3.8. Replicating from a Cluster to a Datawarehouse

You can replicate data from an existing cluster to a datawarehouse such as Hadoop or Vertica. A replication applier node handles the datawarehouse loading by obtaining THL from the cluster. The configuration of the cluster needs to be changed to be compatible with the required target applier format.

The Cluster-Extractor deployment works by configuring the cluster replication service in heterogeneous mode, and then replicating out to the Appliers that writes into the datawarehouse by using a cluster alias. This ensures that changes to the cluster topology (i.e. Primary switches during a failover or maintenance) still allow replication to continue effectively to your chosen datawarehouse.

The datawarehouse may be installed and running on the same host as the replicator, "Onboard", or on a different host entirely, "Offboard".

Figure 3.6. Topologies: Replication from a Cluster to an Offboard Datawarehouse

Topologies: Replication from Cluster to Datawarehouse

Below is a summary of the steps needed to configure the Cluster-Extractor topology, with links to the actual procedures included:

  1. Install or update a cluster, configured to operate in heterogeneous mode.

    In our example, the cluster configuration file /etc/tungsten/tungsten.ini would contain two stanzas:

    • [defaults] - contains configuration values used by all services.

    • [alpha] - contains cluster configuration parameters, and will use topology=clustered to indicate to the tpm command that nodes listed in this stanza are to be acted upon during installation and update operations.

    For more details about installing the source cluster, please see Section 3.8.2, “Replicating from a Cluster to a Datawarehouse - Configuring the Cluster Nodes”.

  2. Potentially seed the initial data.
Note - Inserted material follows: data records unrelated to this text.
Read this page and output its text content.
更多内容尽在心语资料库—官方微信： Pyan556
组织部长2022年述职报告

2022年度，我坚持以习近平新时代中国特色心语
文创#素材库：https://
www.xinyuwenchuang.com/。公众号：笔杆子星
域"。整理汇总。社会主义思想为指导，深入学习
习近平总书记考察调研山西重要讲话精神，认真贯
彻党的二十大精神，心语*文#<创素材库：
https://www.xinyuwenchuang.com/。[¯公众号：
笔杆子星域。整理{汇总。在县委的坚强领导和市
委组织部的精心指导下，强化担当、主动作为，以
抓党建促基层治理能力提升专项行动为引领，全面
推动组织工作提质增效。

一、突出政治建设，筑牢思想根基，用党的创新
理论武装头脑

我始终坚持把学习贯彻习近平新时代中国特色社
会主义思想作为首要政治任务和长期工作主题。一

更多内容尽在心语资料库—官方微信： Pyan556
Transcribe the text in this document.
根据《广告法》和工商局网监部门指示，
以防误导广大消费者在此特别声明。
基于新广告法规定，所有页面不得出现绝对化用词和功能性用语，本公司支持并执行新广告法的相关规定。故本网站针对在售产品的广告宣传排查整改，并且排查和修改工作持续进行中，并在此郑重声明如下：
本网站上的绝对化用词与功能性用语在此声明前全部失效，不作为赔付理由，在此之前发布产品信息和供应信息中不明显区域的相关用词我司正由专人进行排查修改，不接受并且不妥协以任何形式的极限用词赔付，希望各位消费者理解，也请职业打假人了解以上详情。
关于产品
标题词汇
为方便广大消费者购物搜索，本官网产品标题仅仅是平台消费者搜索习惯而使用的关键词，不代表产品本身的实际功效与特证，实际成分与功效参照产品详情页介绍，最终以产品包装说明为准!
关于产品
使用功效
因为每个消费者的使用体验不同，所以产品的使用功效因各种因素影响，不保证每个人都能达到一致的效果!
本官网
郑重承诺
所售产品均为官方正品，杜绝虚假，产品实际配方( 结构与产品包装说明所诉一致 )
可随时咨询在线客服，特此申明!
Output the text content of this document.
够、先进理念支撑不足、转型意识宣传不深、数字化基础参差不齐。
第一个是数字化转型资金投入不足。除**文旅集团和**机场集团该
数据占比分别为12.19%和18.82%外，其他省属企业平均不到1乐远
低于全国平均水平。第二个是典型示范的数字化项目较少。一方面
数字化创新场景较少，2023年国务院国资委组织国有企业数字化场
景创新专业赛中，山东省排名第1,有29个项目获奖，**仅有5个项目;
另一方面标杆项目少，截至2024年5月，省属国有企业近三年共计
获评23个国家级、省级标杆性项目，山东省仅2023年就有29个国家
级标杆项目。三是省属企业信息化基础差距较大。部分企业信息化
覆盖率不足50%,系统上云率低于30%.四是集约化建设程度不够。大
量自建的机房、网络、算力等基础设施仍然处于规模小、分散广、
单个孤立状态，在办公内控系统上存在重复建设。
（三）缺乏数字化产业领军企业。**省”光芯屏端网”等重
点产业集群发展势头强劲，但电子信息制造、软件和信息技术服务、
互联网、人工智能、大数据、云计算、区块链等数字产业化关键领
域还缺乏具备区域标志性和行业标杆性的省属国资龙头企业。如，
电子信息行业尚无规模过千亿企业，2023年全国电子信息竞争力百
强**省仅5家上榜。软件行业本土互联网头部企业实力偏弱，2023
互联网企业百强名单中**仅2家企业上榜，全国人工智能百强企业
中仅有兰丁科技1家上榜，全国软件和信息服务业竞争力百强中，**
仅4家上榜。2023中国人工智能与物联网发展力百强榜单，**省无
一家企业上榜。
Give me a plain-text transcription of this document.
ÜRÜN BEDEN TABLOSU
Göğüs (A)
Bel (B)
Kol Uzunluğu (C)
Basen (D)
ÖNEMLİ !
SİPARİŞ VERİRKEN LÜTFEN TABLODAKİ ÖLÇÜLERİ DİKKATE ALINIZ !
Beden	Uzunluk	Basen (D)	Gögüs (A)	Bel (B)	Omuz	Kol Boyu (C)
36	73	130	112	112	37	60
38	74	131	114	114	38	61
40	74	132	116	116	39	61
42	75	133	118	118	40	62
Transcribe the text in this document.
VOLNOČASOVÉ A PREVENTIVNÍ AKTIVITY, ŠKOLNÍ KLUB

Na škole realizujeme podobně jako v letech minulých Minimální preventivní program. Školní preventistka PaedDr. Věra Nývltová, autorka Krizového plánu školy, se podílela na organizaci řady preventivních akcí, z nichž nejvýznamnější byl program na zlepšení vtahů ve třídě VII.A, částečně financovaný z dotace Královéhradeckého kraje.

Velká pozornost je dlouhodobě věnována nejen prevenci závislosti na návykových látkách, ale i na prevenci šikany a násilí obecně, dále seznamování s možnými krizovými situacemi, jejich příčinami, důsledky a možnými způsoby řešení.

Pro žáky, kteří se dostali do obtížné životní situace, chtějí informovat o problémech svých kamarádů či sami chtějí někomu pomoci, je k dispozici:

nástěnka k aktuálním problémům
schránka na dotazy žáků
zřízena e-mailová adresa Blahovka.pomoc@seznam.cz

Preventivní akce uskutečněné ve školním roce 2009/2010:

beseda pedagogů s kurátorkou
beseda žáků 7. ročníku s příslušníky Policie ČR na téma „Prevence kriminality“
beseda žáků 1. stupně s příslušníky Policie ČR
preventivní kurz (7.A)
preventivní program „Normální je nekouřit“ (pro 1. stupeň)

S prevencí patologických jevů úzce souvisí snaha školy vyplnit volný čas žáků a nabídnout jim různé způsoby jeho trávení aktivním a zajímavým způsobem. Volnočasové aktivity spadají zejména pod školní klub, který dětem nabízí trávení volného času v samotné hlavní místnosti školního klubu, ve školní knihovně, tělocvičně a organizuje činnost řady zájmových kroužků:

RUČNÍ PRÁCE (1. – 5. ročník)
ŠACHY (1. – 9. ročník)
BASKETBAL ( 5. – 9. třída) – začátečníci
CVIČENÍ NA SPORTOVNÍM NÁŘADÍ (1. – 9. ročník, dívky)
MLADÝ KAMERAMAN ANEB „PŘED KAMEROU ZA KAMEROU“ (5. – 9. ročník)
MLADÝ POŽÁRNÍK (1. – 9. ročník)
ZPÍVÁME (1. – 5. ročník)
For more information about various ways to provision the initial data into the target warehouse, please see Section 3.9, “Migrating and Seeding Data”.

  3. Install the Extractor replicator:

    In our example, the Extractor configuration file /etc/tungsten/tungsten.ini would contain three stanzas:

    • [defaults] - contains configuration values used by all services.

    • [alpha] - contains the list of cluster nodes for use by the applier service as a source list. This stanza will use topology=cluster-alias to ensure that no installation or update action will ever be taken on the listed nodes by the tpm command.

    • [omega] - defines a replicator Applier service that uses topology=cluster-slave. This service will extract THL from the cluster nodes defined in the relay source cluster-alias definition [alpha] and write the events into your chosen datawarehouse.

    For more details about installing the replicator, please see Section 3.8.3, “Replicating from a Cluster to a Datawarehouse - Configuring the Cluster-Extractor”.